I’m a data scientist specializing in multilingual human language technologies. I have a background in generative linguistics with academic foundations in syntax, semantics, and psycholinguistics. As a Language Engineer at Amazon Web Services, I work on the data side of AI and ML systems for products like Transcribe, Contact Lens, and Bedrock Data Automation. My role involves collaborating with product managers, applied scientists, and engineers to develop robust data collection and enrichment methodologies that support the development and improvement of AI/ML systems. While I don’t directly create customer-facing systems, my work centers around these key areas:
- Task design (operationalizing annotation and evaluation needs for training and assessing AI/ML systems)
- Methodology development for the evaluation and analysis of LLM outputs
- Implementation of data quality measurement and assurance strategies — a critical aspect of data-centric AI.
I’m the developer and maintainer of Mkdnflow, a plugin for Neovim that enhances the navigation and management of any kind of collection of markdown files within Neovim (notebooks, journals, wikis, pre-rendered websites, etc.).
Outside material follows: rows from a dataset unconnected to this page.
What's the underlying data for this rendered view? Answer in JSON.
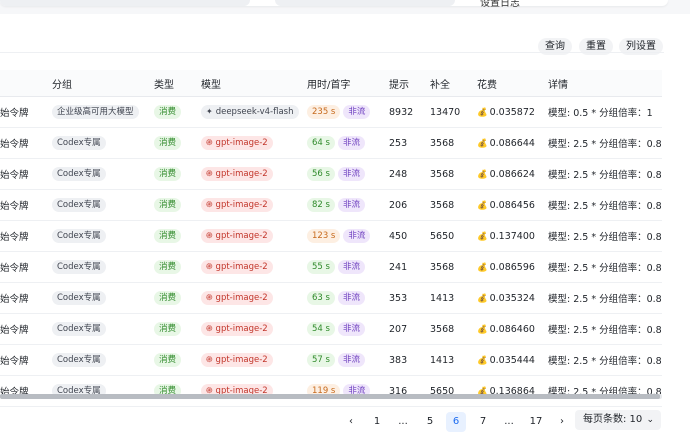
{
  "top_partial_text": "设置日志",
  "toolbar": {
    "query": "查询",
    "reset": "重置",
    "column_settings": "列设置"
  },
  "columns": {
    "token": "",
    "group": "分组",
    "type": "类型",
    "model": "模型",
    "time": "用时/首字",
    "prompt": "提示",
    "completion": "补全",
    "cost": "花费",
    "detail": "详情"
  },
  "rows": [
    {
      "token": "始令牌",
      "group": "企业级高可用大模型",
      "type": "消费",
      "model_icon": "✦",
      "model": "deepseek-v4-flash",
      "model_style": "blue",
      "time": "235 s",
      "time_style": "orange",
      "stream": "非流",
      "prompt": "8932",
      "completion": "13470",
      "cost": "0.035872",
      "detail": "模型: 0.5 * 分组倍率：1"
    },
    {
      "token": "始令牌",
      "group": "Codex专属",
      "type": "消费",
      "model_icon": "֎",
      "model": "gpt-image-2",
      "model_style": "red",
      "time": "64 s",
      "time_style": "green",
      "stream": "非流",
      "prompt": "253",
      "completion": "3568",
      "cost": "0.086644",
      "detail": "模型: 2.5 * 分组倍率：0.8"
    },
    {
      "token": "始令牌",
      "group": "Codex专属",
      "type": "消费",
      "model_icon": "֎",
      "model": "gpt-image-2",
      "model_style": "red",
      "time": "56 s",
      "time_style": "green",
      "stream": "非流",
      "prompt": "248",
      "completion": "3568",
      "cost": "0.086624",
      "detail": "模型: 2.5 * 分组倍率：0.8"
    },
    {
      "token": "始令牌",
      "group": "Codex专属",
      "type": "消费",
      "model_icon": "֎",
      "model": "gpt-image-2",
      "model_style": "red",
      "time": "82 s",
      "time_style": "green",
      "stream": "非流",
      "prompt": "206",
      "completion": "3568",
      "cost": "0.086456",
      "detail": "模型: 2.5 * 分组倍率：0.8"
    },
    {
      "token": "始令牌",
      "group": "Codex专属",
      "type": "消费",
      "model_icon": "֎",
      "model": "gpt-image-2",
      "model_style": "red",
      "time": "123 s",
      "time_style": "orange",
      "stream": "非流",
      "prompt": "450",
      "completion": "5650",
      "cost": "0.137400",
      "detail": "模型: 2.5 * 分组倍率：0.8"
    },
    {
      "token": "始令牌",
      "group": "Codex专属",
      "type": "消费",
      "model_icon": "֎",
      "model": "gpt-image-2",
      "model_style": "red",
      "time": "55 s",
      "time_style": "green",
      "stream": "非流",
      "prompt": "241",
      "completion": "3568",
      "cost": "0.086596",
      "detail": "模型: 2.5 * 分组倍率：0.8"
    },
    {
      "token": "始令牌",
      "group": "Codex专属",
      "type": "消费",
      "model_icon": "֎",
      "model": "gpt-image-2",
      "model_style": "red",
      "time": "63 s",
      "time_style": "green",
      "stream": "非流",
      "prompt": "353",
      "completion": "1413",
      "cost": "0.035324",
      "detail": "模型: 2.5 * 分组倍率：0.8"
    },
    {
      "token": "始令牌",
      "group": "Codex专属",
      "type": "消费",
      "model_icon": "֎",
      "model": "gpt-image-2",
      "model_style": "red",
      "time": "54 s",
      "time_style": "green",
      "stream": "非流",
      "prompt": "207",
      "completion": "3568",
      "cost": "0.086460",
      "detail": "模型: 2.5 * 分组倍率：0.8"
    },
    {
      "token": "始令牌",
      "group": "Codex专属",
      "type": "消费",
      "model_icon": "֎",
      "model": "gpt-image-2",
      "model_style": "red",
      "time": "57 s",
      "time_style": "green",
      "stream": "非流",
      "prompt": "383",
      "completion": "1413",
      "cost": "0.035444",
      "detail": "模型: 2.5 * 分组倍率：0.8"
    },
    {
      "token": "始令牌",
      "group": "Codex专属",
      "type": "消费",
      "model_icon": "֎",
      "model": "gpt-image-2",
      "model_style": "red",
      "time": "119 s",
      "time_style": "orange",
      "stream": "非流",
      "prompt": "316",
      "completion": "5650",
      "cost": "0.136864",
      "detail": "模型: 2.5 * 分组倍率：0.8"
    }
  ],
  "pagination": {
    "prev": "‹",
    "next": "›",
    "pages": [
      "1",
      "...",
      "5",
      "6",
      "7",
      "...",
      "17"
    ],
    "current": "6",
    "per_page_label": "每页条数: 10"
  },
  "colors": {
    "accent": "#1d6cf0",
    "consume_green": "#2f8a2a",
    "model_red": "#c2362b",
    "stream_purple": "#6e3fbf"
  }
}
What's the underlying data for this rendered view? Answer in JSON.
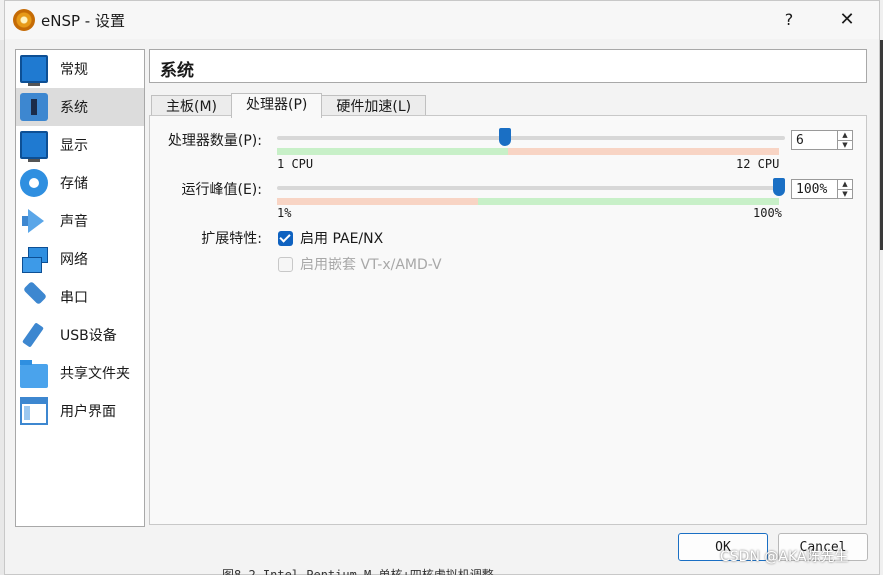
{
  "window": {
    "title": "eNSP - 设置",
    "help_label": "?",
    "close_label": "✕"
  },
  "sidebar": {
    "items": [
      {
        "label": "常规",
        "icon": "monitor-icon"
      },
      {
        "label": "系统",
        "icon": "chip-icon"
      },
      {
        "label": "显示",
        "icon": "display-icon"
      },
      {
        "label": "存储",
        "icon": "disk-icon"
      },
      {
        "label": "声音",
        "icon": "speaker-icon"
      },
      {
        "label": "网络",
        "icon": "network-icon"
      },
      {
        "label": "串口",
        "icon": "serial-icon"
      },
      {
        "label": "USB设备",
        "icon": "usb-icon"
      },
      {
        "label": "共享文件夹",
        "icon": "folder-icon"
      },
      {
        "label": "用户界面",
        "icon": "window-icon"
      }
    ],
    "active_index": 1
  },
  "main": {
    "section_title": "系统",
    "tabs": [
      {
        "label": "主板(M)"
      },
      {
        "label": "处理器(P)"
      },
      {
        "label": "硬件加速(L)"
      }
    ],
    "active_tab": 1,
    "processor": {
      "label": "处理器数量(P):",
      "value": "6",
      "min_label": "1 CPU",
      "max_label": "12 CPU",
      "min": 1,
      "max": 12,
      "current": 6
    },
    "cap": {
      "label": "运行峰值(E):",
      "value": "100%",
      "min_label": "1%",
      "max_label": "100%",
      "min": 1,
      "max": 100,
      "current": 100
    },
    "features": {
      "label": "扩展特性:",
      "pae": {
        "label": "启用 PAE/NX",
        "checked": true
      },
      "nested": {
        "label": "启用嵌套 VT-x/AMD-V",
        "checked": false,
        "enabled": false
      }
    }
  },
  "buttons": {
    "ok": "OK",
    "cancel": "Cancel"
  },
  "watermark": "CSDN @AKA陈先生",
  "background_text": "图8-2  Intel Pentium M 单核+四核虚拟机调整",
  "colors": {
    "accent": "#1a6fc4",
    "range_ok": "#c8f0c8",
    "range_warn": "#f8d4c4"
  }
}
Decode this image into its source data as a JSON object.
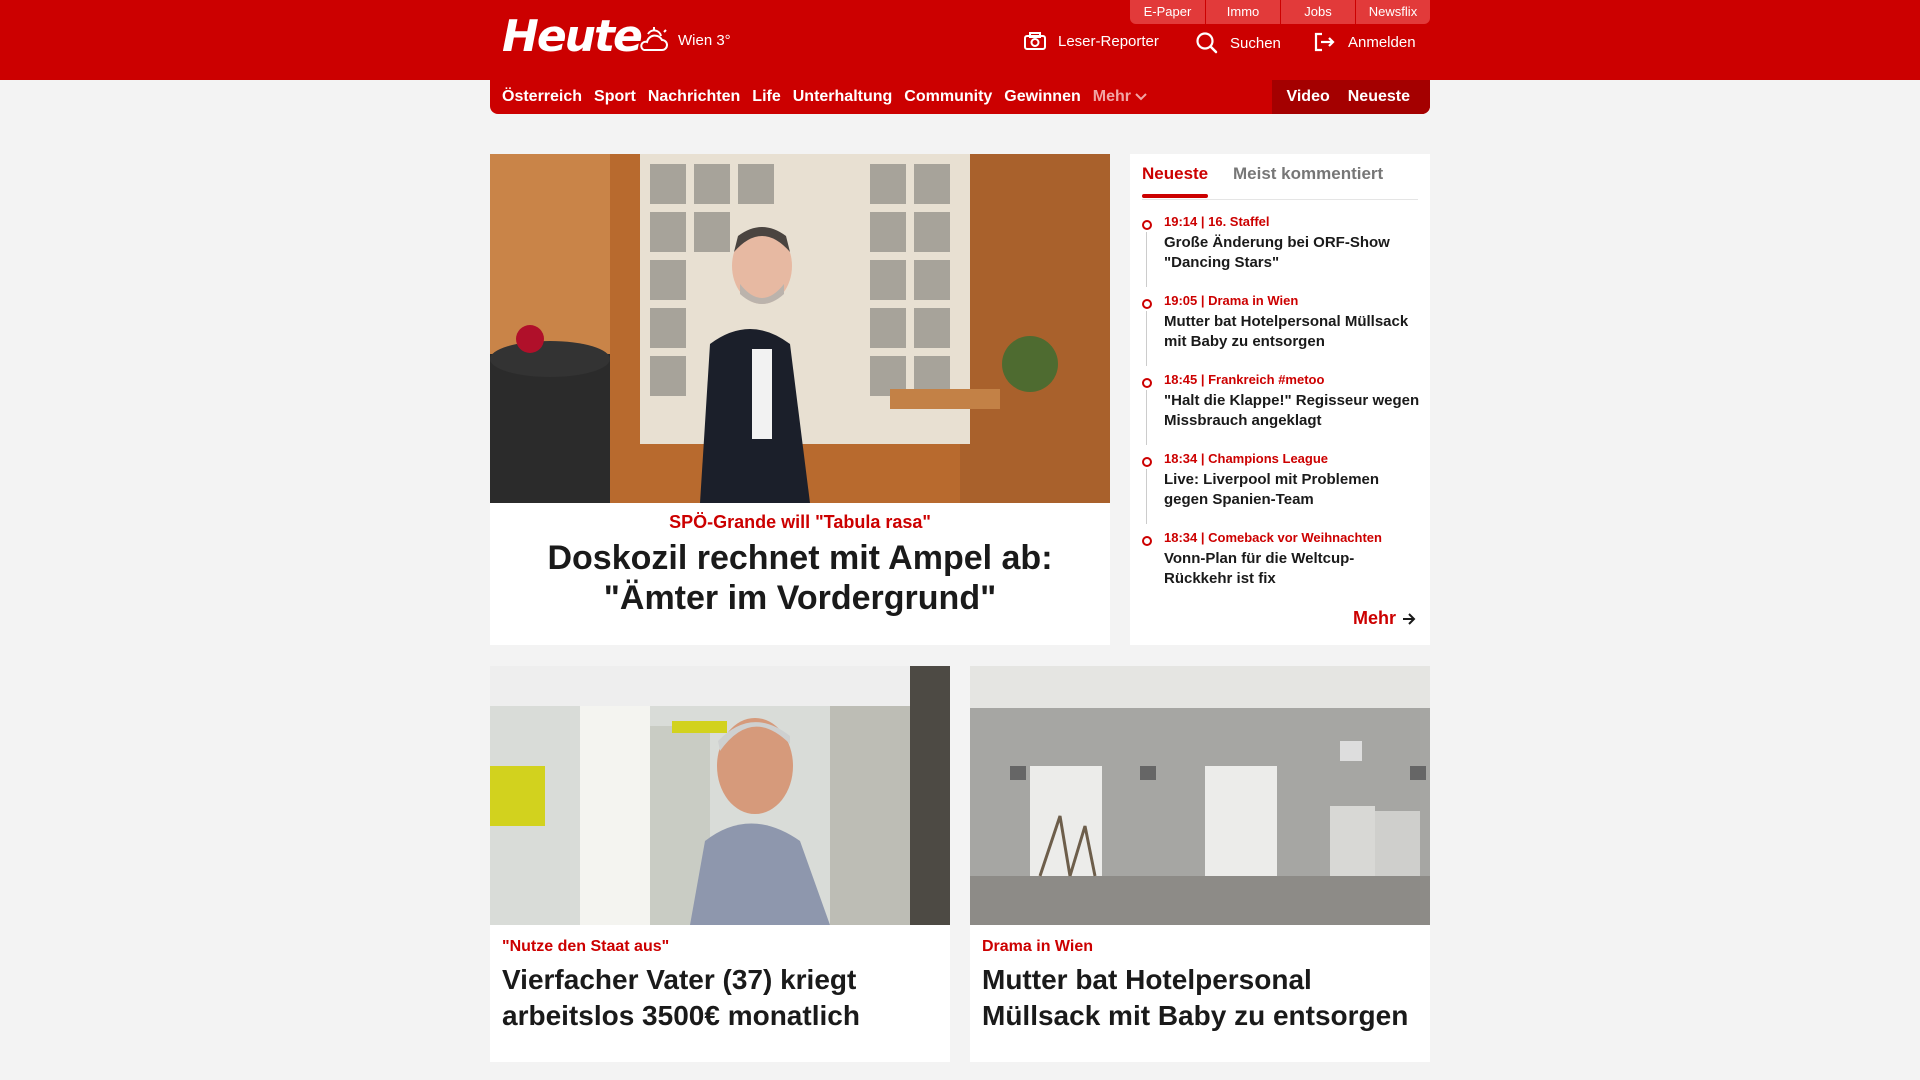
{
  "header": {
    "top_links": [
      "E-Paper",
      "Immo",
      "Jobs",
      "Newsflix"
    ],
    "logo": "Heute",
    "weather": "Wien 3°",
    "actions": {
      "reporter": "Leser-Reporter",
      "search": "Suchen",
      "login": "Anmelden"
    }
  },
  "nav": {
    "items": [
      "Österreich",
      "Sport",
      "Nachrichten",
      "Life",
      "Unterhaltung",
      "Community",
      "Gewinnen"
    ],
    "more": "Mehr",
    "right": [
      "Video",
      "Neueste"
    ]
  },
  "hero": {
    "kicker": "SPÖ-Grande will \"Tabula rasa\"",
    "title": "Doskozil rechnet mit Ampel ab: \"Ämter im Vordergrund\""
  },
  "sidebar": {
    "tabs": [
      "Neueste",
      "Meist kommentiert"
    ],
    "items": [
      {
        "meta": "19:14 | 16. Staffel",
        "title": "Große Änderung bei ORF-Show \"Dancing Stars\""
      },
      {
        "meta": "19:05 | Drama in Wien",
        "title": "Mutter bat Hotelpersonal Müllsack mit Baby zu entsorgen"
      },
      {
        "meta": "18:45 | Frankreich #metoo",
        "title": "\"Halt die Klappe!\" Regisseur wegen Missbrauch angeklagt"
      },
      {
        "meta": "18:34 | Champions League",
        "title": "Live: Liverpool mit Problemen gegen Spanien-Team"
      },
      {
        "meta": "18:34 | Comeback vor Weihnachten",
        "title": "Vonn-Plan für die Weltcup-Rückkehr ist fix"
      }
    ],
    "more": "Mehr"
  },
  "cards": [
    {
      "kicker": "\"Nutze den Staat aus\"",
      "title": "Vierfacher Vater (37) kriegt arbeitslos 3500€ monatlich"
    },
    {
      "kicker": "Drama in Wien",
      "title": "Mutter bat Hotelpersonal Müllsack mit Baby zu entsorgen"
    }
  ],
  "colors": {
    "brand": "#cc0000",
    "nav_dark": "#a40000"
  }
}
On the academic side, my interests have included natural language syntax and semantics, the syntax-semantics interface, and psycholinguistics, with a special interest in the syntax of long-distance dependencies. I am invested in the use of controlled experimental methodologies to gain insight into linguistic competence and its interfaces with performance systems, especially when informally collected judgments are unreliable or ambiguous. My dissertation (June 2021) investigates extraction from relative clauses in English in the context of related work on relative clauses in the North Germanic languages of Mainland Scandinavia (Danish, Swedish, and Norwegian), some Romance languages, and Hebrew. A related paper that I co-wrote with Ivy Sichel and Matt Wagers was recently published in a special islands issue of the MDPI publication Languages.
I have sometimes served as a Linguistics lecturer at UC Santa Cruz, where I received my doctorate.